Endometriosis is a condition where cells like those in the uterus are found outside the womb. It often results in inflammation and pain, and can lead to infertility, fatigue and bowel and bladder problems.

When endometrial tissue is found in the ovary it can cause cysts, like those responsible for Ms Ballard's pain.

Jane Hudson Jones, chief executive of the charity Endometriosis UK, said cases like Ms Ballard's were sadly all too common due to a lack of awareness about the condition among medics and the general public alike.

"Unfortunately we hear of cases like this all too often, and our thoughts go out to Caroline," she told getwestlondon.

"Endometriosis is as common as diabetes and asthma in women; it is incurable and life changing. In spite of this, little is known about the disease and so diagnosis takes, on average, eight years.

"During this time the disease can progress, and rob women of their careers, relationships and fertility."

Ms Hudson Jones added that symptoms include pain during and between periods, and painful sex. She said women could download a fact sheet here to take to their GP if they think they may be affected.

A West Middlesex Hospital spokesman said: "We are unable to comment on individual cases but can confirm that we are currently investigating this complaint and will be responding in detail to the patient once this has been concluded.

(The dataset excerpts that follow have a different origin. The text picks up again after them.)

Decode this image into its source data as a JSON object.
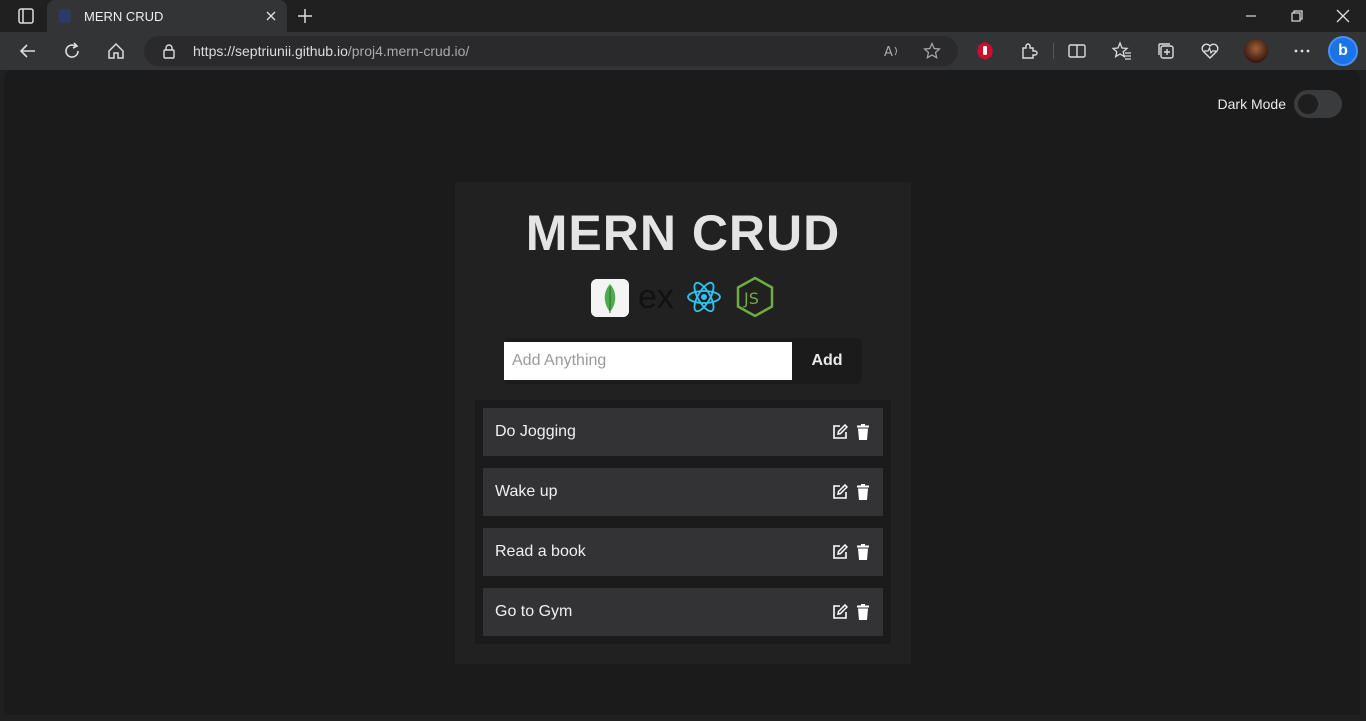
{
  "browser": {
    "tab_title": "MERN CRUD",
    "url_host": "https://septriunii.github.io",
    "url_path": "/proj4.mern-crud.io/"
  },
  "page": {
    "dark_mode_label": "Dark Mode",
    "dark_mode_on": false,
    "title": "MERN CRUD",
    "logo_ex_text": "ex",
    "input_placeholder": "Add Anything",
    "input_value": "",
    "add_button": "Add",
    "todos": [
      {
        "text": "Do Jogging"
      },
      {
        "text": "Wake up"
      },
      {
        "text": "Read a book"
      },
      {
        "text": "Go to Gym"
      }
    ]
  },
  "icons": {
    "tab_actions": "tab-actions-icon",
    "back": "back-arrow-icon",
    "refresh": "refresh-icon",
    "home": "home-icon",
    "lock": "lock-icon",
    "read_aloud": "read-aloud-icon",
    "favorite": "star-icon",
    "extensions": "puzzle-icon",
    "split": "split-screen-icon",
    "favorites": "favorites-icon",
    "collections": "collections-icon",
    "performance": "heart-pulse-icon",
    "menu": "more-icon",
    "edit": "edit-icon",
    "delete": "trash-icon"
  },
  "colors": {
    "page_bg": "#1b1b1c",
    "card_bg": "#212122",
    "item_bg": "#333336",
    "mongo_green": "#4fa94d",
    "react_blue": "#2ec4f1",
    "node_green": "#6dae3f"
  }
}
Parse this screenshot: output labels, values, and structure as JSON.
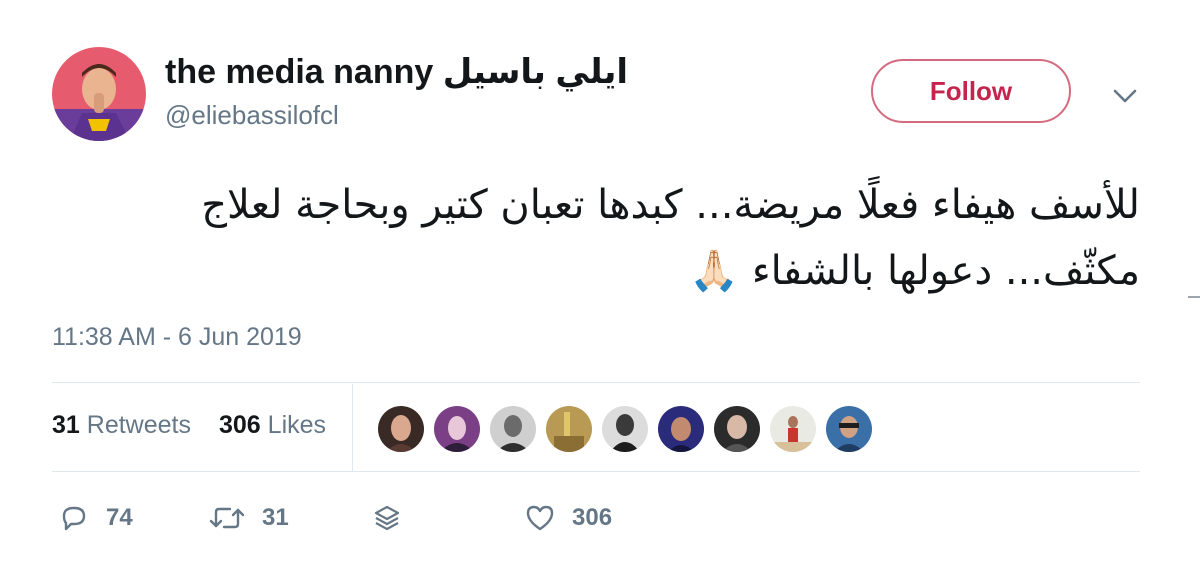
{
  "tweet": {
    "author": {
      "display_name": "the media nanny ايلي باسيل",
      "handle": "@eliebassilofcl"
    },
    "follow_label": "Follow",
    "text_lines": [
      "للأسف هيفاء فعلًا مريضة... كبدها تعبان كتير وبحاجة لعلاج",
      "مكثّف... دعولها بالشفاء 🙏🏻"
    ],
    "timestamp": "11:38 AM - 6 Jun 2019",
    "stats": {
      "retweets_count": "31",
      "retweets_label": "Retweets",
      "likes_count": "306",
      "likes_label": "Likes"
    },
    "actions": {
      "reply_count": "74",
      "retweet_count": "31",
      "like_count": "306"
    },
    "icons": [
      "reply-icon",
      "retweet-icon",
      "stack-icon",
      "heart-icon",
      "chevron-down-icon"
    ]
  },
  "colors": {
    "follow_border": "#d46b7f",
    "follow_text": "#c5254d",
    "muted_text": "#657786",
    "primary_text": "#14171a",
    "divider": "#e1e8ed"
  }
}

"Due to patient confidentiality we are also unable to discuss any on-going treatment."

What is endometriosis?

Endometriosis is a condition where the endometrial cells lining the womb migrate to other parts of the body.

Each month these cells react in the same way to those in the womb, building up and then breaking down and bleeding. Unlike the cells in the womb that leave the body as a period, this blood has no way to escape.

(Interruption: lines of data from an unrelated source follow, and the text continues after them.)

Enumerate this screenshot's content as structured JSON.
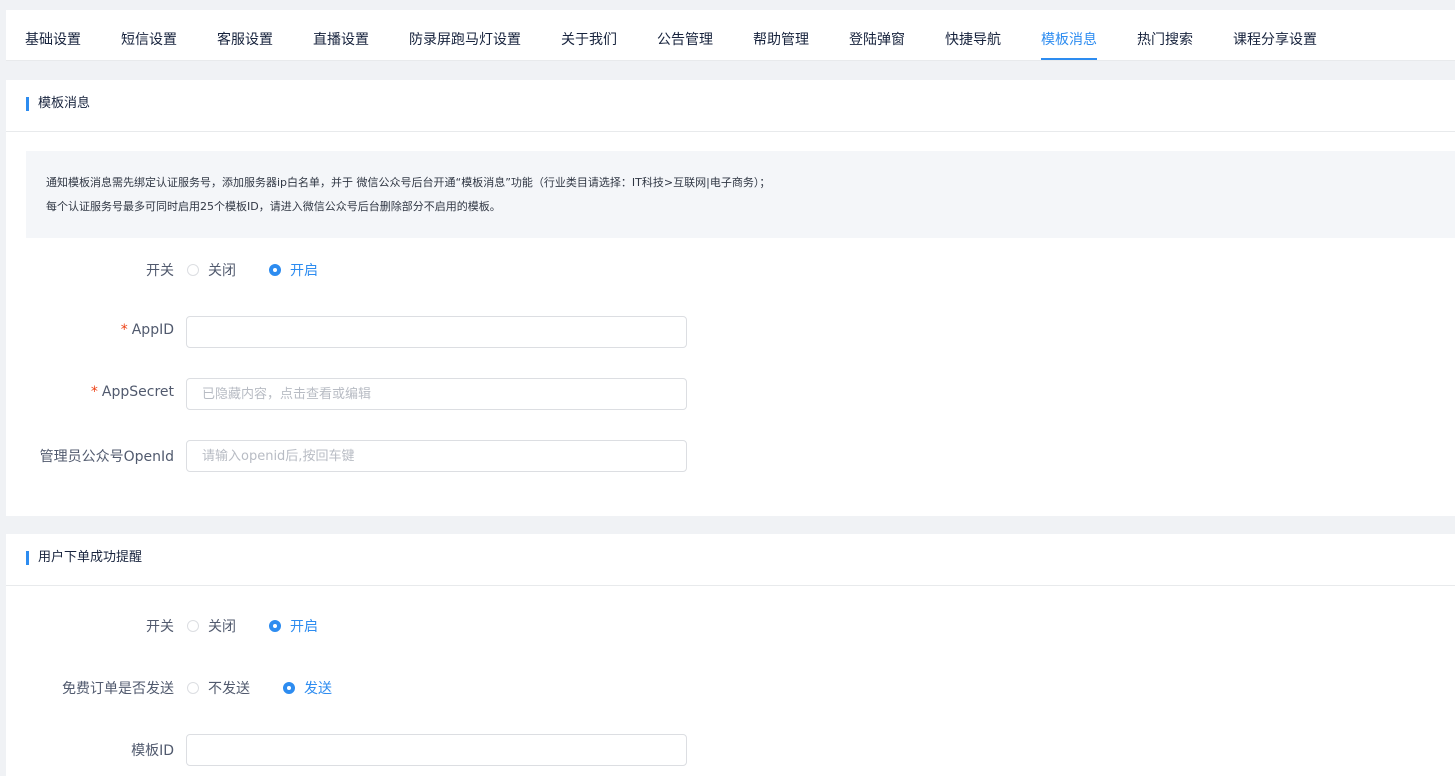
{
  "tabs": [
    {
      "label": "基础设置"
    },
    {
      "label": "短信设置"
    },
    {
      "label": "客服设置"
    },
    {
      "label": "直播设置"
    },
    {
      "label": "防录屏跑马灯设置"
    },
    {
      "label": "关于我们"
    },
    {
      "label": "公告管理"
    },
    {
      "label": "帮助管理"
    },
    {
      "label": "登陆弹窗"
    },
    {
      "label": "快捷导航"
    },
    {
      "label": "模板消息",
      "active": true
    },
    {
      "label": "热门搜索"
    },
    {
      "label": "课程分享设置"
    }
  ],
  "template_card": {
    "title": "模板消息",
    "notice": {
      "line1": "通知模板消息需先绑定认证服务号，添加服务器ip白名单，并于 微信公众号后台开通“模板消息”功能（行业类目请选择：IT科技>互联网|电子商务）；",
      "line2": "每个认证服务号最多可同时启用25个模板ID，请进入微信公众号后台删除部分不启用的模板。"
    },
    "switch": {
      "label": "开关",
      "off": "关闭",
      "on": "开启",
      "value": "on"
    },
    "appid": {
      "required": "*",
      "label": "AppID",
      "value": "",
      "placeholder": ""
    },
    "appsecret": {
      "required": "*",
      "label": "AppSecret",
      "value": "",
      "placeholder": "已隐藏内容，点击查看或编辑"
    },
    "admin_openid": {
      "label": "管理员公众号OpenId",
      "value": "",
      "placeholder": "请输入openid后,按回车键"
    }
  },
  "order_card": {
    "title": "用户下单成功提醒",
    "switch": {
      "label": "开关",
      "off": "关闭",
      "on": "开启",
      "value": "on"
    },
    "free_order": {
      "label": "免费订单是否发送",
      "off": "不发送",
      "on": "发送",
      "value": "on"
    },
    "template_id": {
      "label": "模板ID",
      "value": "",
      "placeholder": ""
    }
  },
  "colors": {
    "accent": "#2d8cf0",
    "required": "#ed4014",
    "background": "#f0f2f5"
  }
}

It is a chronic and debilitating condition that causes painful or heavy periods. It may also lead to infertility, fatigue and bowel and bladder problems.

Around 1.5m women in the UK are currently living with the condition.

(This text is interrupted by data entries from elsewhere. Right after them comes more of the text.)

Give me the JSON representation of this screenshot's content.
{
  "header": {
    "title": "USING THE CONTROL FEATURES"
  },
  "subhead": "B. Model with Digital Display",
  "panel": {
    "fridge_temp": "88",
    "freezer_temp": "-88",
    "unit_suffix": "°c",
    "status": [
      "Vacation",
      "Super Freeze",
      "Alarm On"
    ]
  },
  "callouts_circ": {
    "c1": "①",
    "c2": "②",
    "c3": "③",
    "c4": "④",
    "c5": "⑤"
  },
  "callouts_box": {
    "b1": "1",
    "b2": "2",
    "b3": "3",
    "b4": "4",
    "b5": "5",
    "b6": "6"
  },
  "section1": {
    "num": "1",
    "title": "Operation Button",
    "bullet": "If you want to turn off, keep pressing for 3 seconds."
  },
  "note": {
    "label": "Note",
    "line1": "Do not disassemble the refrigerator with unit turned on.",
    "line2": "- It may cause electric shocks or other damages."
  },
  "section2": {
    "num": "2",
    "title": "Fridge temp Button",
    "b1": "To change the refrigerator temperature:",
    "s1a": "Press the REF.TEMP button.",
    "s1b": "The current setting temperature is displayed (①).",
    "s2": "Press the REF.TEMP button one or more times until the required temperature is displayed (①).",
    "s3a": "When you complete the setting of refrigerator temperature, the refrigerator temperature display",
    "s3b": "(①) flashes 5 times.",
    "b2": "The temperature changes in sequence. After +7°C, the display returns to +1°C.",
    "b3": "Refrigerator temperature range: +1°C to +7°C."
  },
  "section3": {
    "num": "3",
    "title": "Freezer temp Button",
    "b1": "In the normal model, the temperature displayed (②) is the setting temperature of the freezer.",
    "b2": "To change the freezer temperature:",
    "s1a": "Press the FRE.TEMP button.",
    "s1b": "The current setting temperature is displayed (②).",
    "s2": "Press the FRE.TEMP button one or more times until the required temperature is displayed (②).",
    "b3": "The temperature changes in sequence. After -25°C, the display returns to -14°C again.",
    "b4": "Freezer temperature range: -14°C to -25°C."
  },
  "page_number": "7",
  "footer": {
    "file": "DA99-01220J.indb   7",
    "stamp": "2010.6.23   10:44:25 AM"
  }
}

Endometriosis can affect all women and girls of a childbearing age, regardless of race or ethnicity.

Endometriosis can have a significant impact on a woman's life in a number of ways, including:

  • Chronic pain
  • Fatigue/lack of energy
  • Depression/isolation
  • Problems with a couple’s sex life/relationships
  • An inability to conceive
  • Difficulty in fulfilling work and social commitments

With the right treatment, many of these issues can be addressed, and the symptoms of endometriosis made more manageable.

Information from www.endometriosis-uk.org.